Cientista político vê demonização da política em baixa

Todos os posts, Últimas notícias

Foto: Reprodução

O cientista político Jairo Nicolau acredita que o sentimento antipolítica que ajudou a onda bolsonarista em 2018 retrocedeu nos últimos dois anos. Nicolau, que participou ontem da “live” do Valor, afirmou que as eleições de 2016 e 2018 foram momentos de ruptura e de recusa para com uma parte da elite política tradicional, mas que atualmente já se observa um movimento em sentido contrário.

“Acho que uma parte da velha política está voltando, os que conseguiram sobreviver, e eu vejo também jovens políticos concorrendo, mas que parecem os políticos tradicionais em alguns Estados. Não vejo mais a retórica que foi cultivada pelo Novo, pelos movimentos de renovação e até pelo bolsonarismo”, disse Nicolau, que é professor da Escola de Ciências Sociais da FGV/Cpdoc.

Para ele, um bom indicador desse movimento é o fato de o candidato Eduardo Paes (DEM) estar liderando as pesquisas para a Prefeitura do Rio de Janeiro, cidade que segundo Nicolau é a “terra da antipolítica” e local onde o presidente Jair Bolsonaro teve “o desempenho mais impressionante” nas eleições de 2018.

“Minha impressão é que a gente está voltando um pouco à velha ordem”, ponderou.

O cientista político ressaltou que o eleitor aprendeu nos últimos dois anos que “renovar por si só não é um bem”. “A renovação da bancada do PSL e a renovação de alguns governadores significaram um desastre nas políticas públicas, na qualidade da representação. O eleitor vendo isso, começa a fazer uma conta, que o problema não é a renovação, o problema não é o tempo que o político tem de vida pública, mas sim a qualidade, a dedicação, o que ele tem para mostrar. Talvez a gente chegue a um ponto mais de equilíbrio nessa eleição”, frisou.

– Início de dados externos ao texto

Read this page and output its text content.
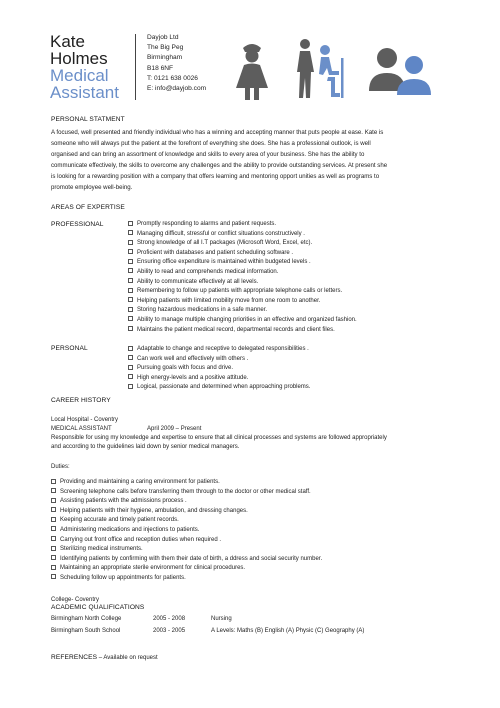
Kate
Holmes
Medical
Assistant
Dayjob Ltd
The Big Peg
Birmingham
B18 6NF
T: 0121 638 0026
E: info@dayjob.com
PERSONAL STATMENT
A focused, well presented and friendly individual who has a winning and accepting manner that puts people at ease. Kate is
someone who will always put the patient at the forefront of everything she does. She has a professional outlook, is well
organised and can bring an assortment of knowledge and skills to every area of your business. She has the ability to
communicate effectively, the skills to overcome any challenges and the ability to provide outstanding services. At present she
is looking for a rewarding position with a company that offers learning and mentoring opport unities as well as programs to
promote employee well-being.
AREAS OF EXPERTISE
PROFESSIONAL	Promptly responding to alarms and patient requests.
Managing difficult, stressful or conflict situations constructively .
Strong knowledge of all I.T packages (Microsoft Word, Excel, etc).
Proficient with databases and patient scheduling software .
Ensuring office expenditure is maintained within budgeted levels .
Ability to read and comprehends medical information.
Ability to communicate effectively at all levels.
Remembering to follow up patients with appropriate telephone calls or letters.
Helping patients with limited mobility move from one room to another.
Storing hazardous medications in a safe manner.
Ability to manage multiple changing priorities in an effective and organized fashion.
Maintains the patient medical record, departmental records and client files.
PERSONAL	Adaptable to change and receptive to delegated responsibilities .
Can work well and effectively with others .
Pursuing goals with focus and drive.
High energy-levels and a positive attitude.
Logical, passionate and determined when approaching problems.
CAREER HISTORY
Local Hospital - Coventry
MEDICAL ASSISTANT	April 2009 – Present
Responsible for using my knowledge and expertise to ensure that all clinical processes and systems are followed appropriately
and according to the guidelines laid down by senior medical managers.
Duties:
Providing and maintaining a caring environment for patients.
Screening telephone calls before transferring them through to the doctor or other medical staff.
Assisting patients with the admissions process .
Helping patients with their hygiene, ambulation, and dressing changes.
Keeping accurate and timely patient records.
Administering medications and injections to patients.
Carrying out front office and reception duties when required .
Sterilizing medical instruments.
Identifying patients by confirming with them their date of birth, a ddress and social security number.
Maintaining an appropriate sterile environment for clinical procedures.
Scheduling follow up appointments for patients.
College- Coventry
ACADEMIC QUALIFICATIONS
Birmingham North College	2005 - 2008	Nursing
Birmingham South School	2003 - 2005	A Levels: Maths (B) English (A) Physic (C) Geography (A)
REFERENCES – Available on request
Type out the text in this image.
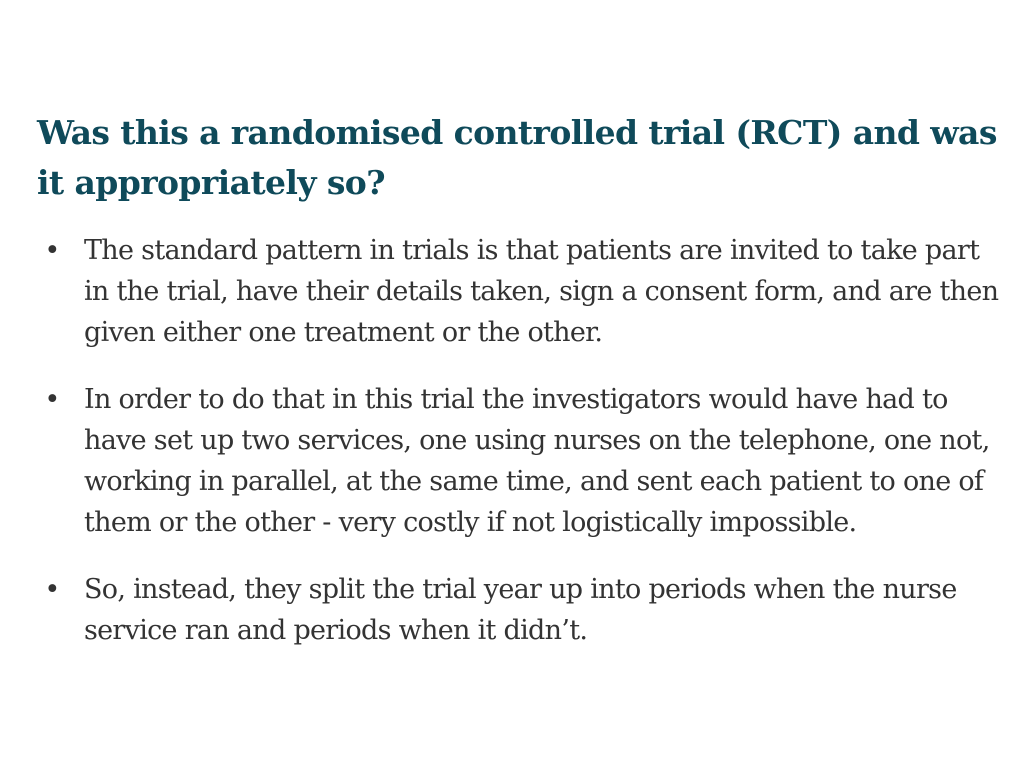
Was this a randomised controlled trial (RCT) and was it appropriately so?
• The standard pattern in trials is that patients are invited to take part in the trial, have their details taken, sign a consent form, and are then given either one treatment or the other.
• In order to do that in this trial the investigators would have had to have set up two services, one using nurses on the telephone, one not, working in parallel, at the same time, and sent each patient to one of them or the other - very costly if not logistically impossible.
• So, instead, they split the trial year up into periods when the nurse service ran and periods when it didn’t.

Em 2018, esse sentimento antipolítica foi responsável, segundo Nicolau, pelo resultado “mais surpreendente” da história política do país, com a vitória de Bolsonaro. Nicolau ressaltou que Bolsonaro era um político “medíocre do ponto de vista da atividade parlamentar”, estava “há muito tempo na pista” e não era um político novo ou “uma liderança que emerge”. Além disso, frisou, as condições em que concorreu eram adversas, com recursos muito pequenos, partido pequeno, pouco tempo de televisão e gastos semelhantes aos de um deputado federal.

“Todas as apostas eram na direção de que ele seria mais um candidato ‘outsider’, um candidato fora do sistema, pela retórica e não pela biografia, e com um resultado de nicho, muito provavelmente. Eu próprio apostava que ele tinha muito mais uma vocação de ser um eterno deputado federal, o que a gente chama de vocação para cargos proporcionais, e não o candidato que teve a votação estupenda que ele teve, candidato que teve a maior votação que um candidato já teve em São Paulo”, disse. “Por isso ele merece esse título ou a eleição de 2018 merece o título de uma eleição que elegeu o candidato com o perfil mais surpreendente da nossa história das eleições democráticas desde 1945.”

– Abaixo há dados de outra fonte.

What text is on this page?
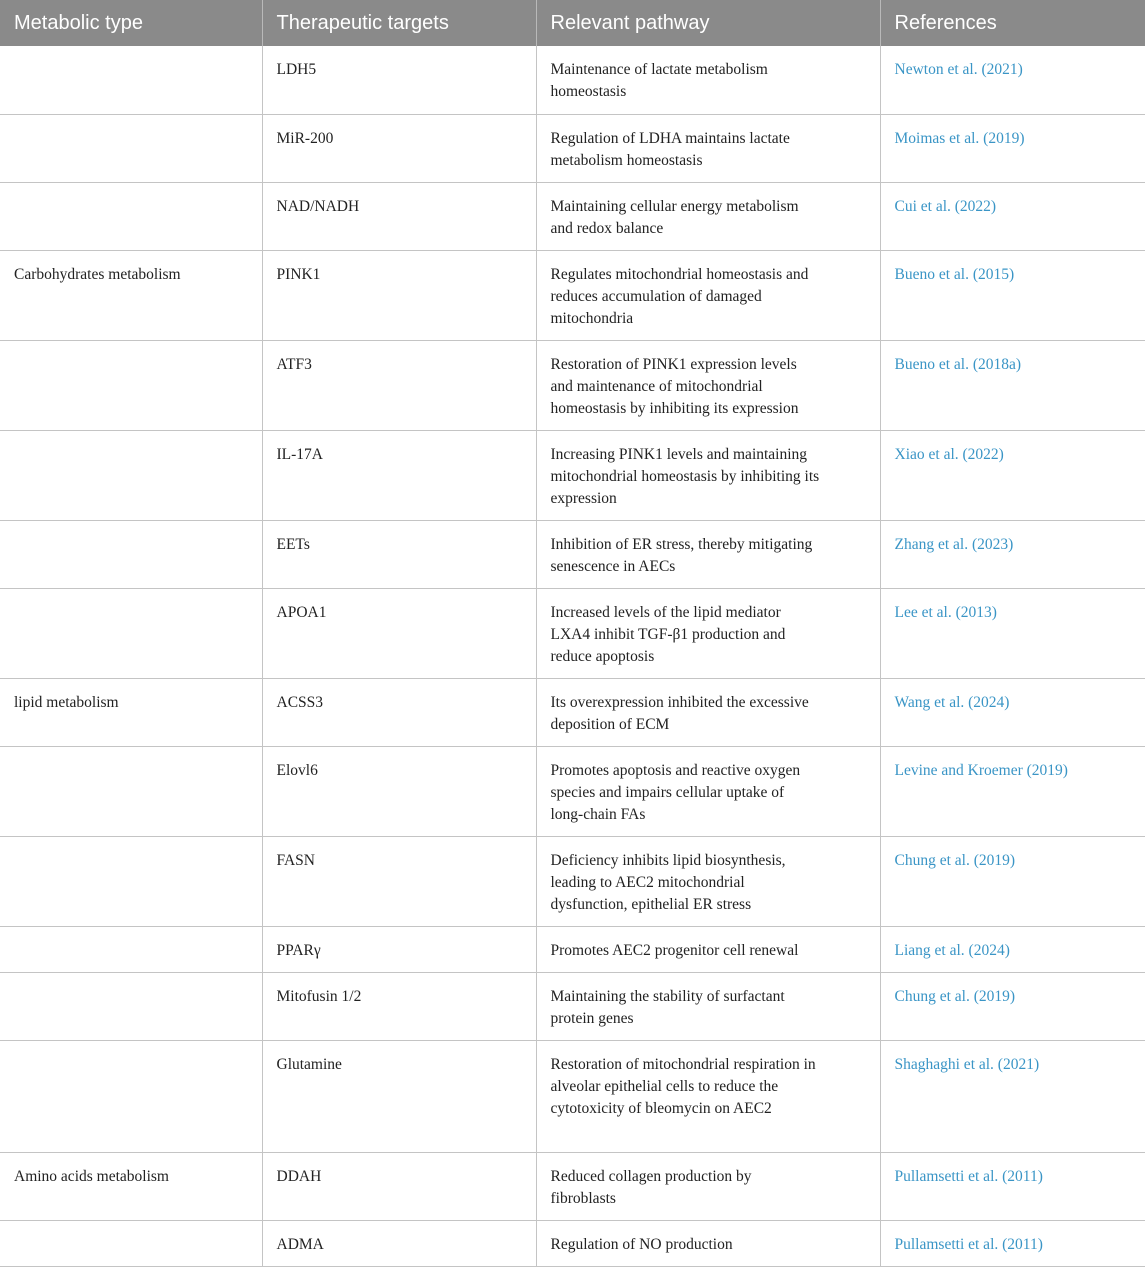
Metabolic type	Therapeutic targets	Relevant pathway	References
	LDH5	Maintenance of lactate metabolism homeostasis	Newton et al. (2021)
	MiR-200	Regulation of LDHA maintains lactate metabolism homeostasis	Moimas et al. (2019)
	NAD/NADH	Maintaining cellular energy metabolism and redox balance	Cui et al. (2022)
Carbohydrates metabolism	PINK1	Regulates mitochondrial homeostasis and reduces accumulation of damaged mitochondria	Bueno et al. (2015)
	ATF3	Restoration of PINK1 expression levels and maintenance of mitochondrial homeostasis by inhibiting its expression	Bueno et al. (2018a)
	IL-17A	Increasing PINK1 levels and maintaining mitochondrial homeostasis by inhibiting its expression	Xiao et al. (2022)
	EETs	Inhibition of ER stress, thereby mitigating senescence in AECs	Zhang et al. (2023)
	APOA1	Increased levels of the lipid mediator LXA4 inhibit TGF-β1 production and reduce apoptosis	Lee et al. (2013)
lipid metabolism	ACSS3	Its overexpression inhibited the excessive deposition of ECM	Wang et al. (2024)
	Elovl6	Promotes apoptosis and reactive oxygen species and impairs cellular uptake of long-chain FAs	Levine and Kroemer (2019)
	FASN	Deficiency inhibits lipid biosynthesis, leading to AEC2 mitochondrial dysfunction, epithelial ER stress	Chung et al. (2019)
	PPARγ	Promotes AEC2 progenitor cell renewal	Liang et al. (2024)
	Mitofusin 1/2	Maintaining the stability of surfactant protein genes	Chung et al. (2019)
	Glutamine	Restoration of mitochondrial respiration in alveolar epithelial cells to reduce the cytotoxicity of bleomycin on AEC2	Shaghaghi et al. (2021)
Amino acids metabolism	DDAH	Reduced collagen production by fibroblasts	Pullamsetti et al. (2011)
	ADMA	Regulation of NO production	Pullamsetti et al. (2011)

O cientista político disse ainda que a pandemia poderá colaborar para que a taxa de reeleição de prefeitos este ano seja alta, uma vez que o cenário de necessidade de ações contra a covid-19 colocou os prefeitos na linha de frente, aumentando a exposição dos governantes em pleno ano eleitoral. Além disso, ele estimou que o pleito deste ano será o começo de um processo que levará a fusões entre partidos menores, uma vez que o fim das coligações criará um cenário difícil para a sobrevivência de partidos pequenos.

“Estamos no meio de um processo de reforma partidária que eu acho que vai ser a mais profunda que a gente viveu desde a redemocratização”, disse Nicolau. “O fim das coligações por incrível que pareça vai gerar um efeito devastador sobre a vida de alguns partidos em pequenos municípios”, frisou.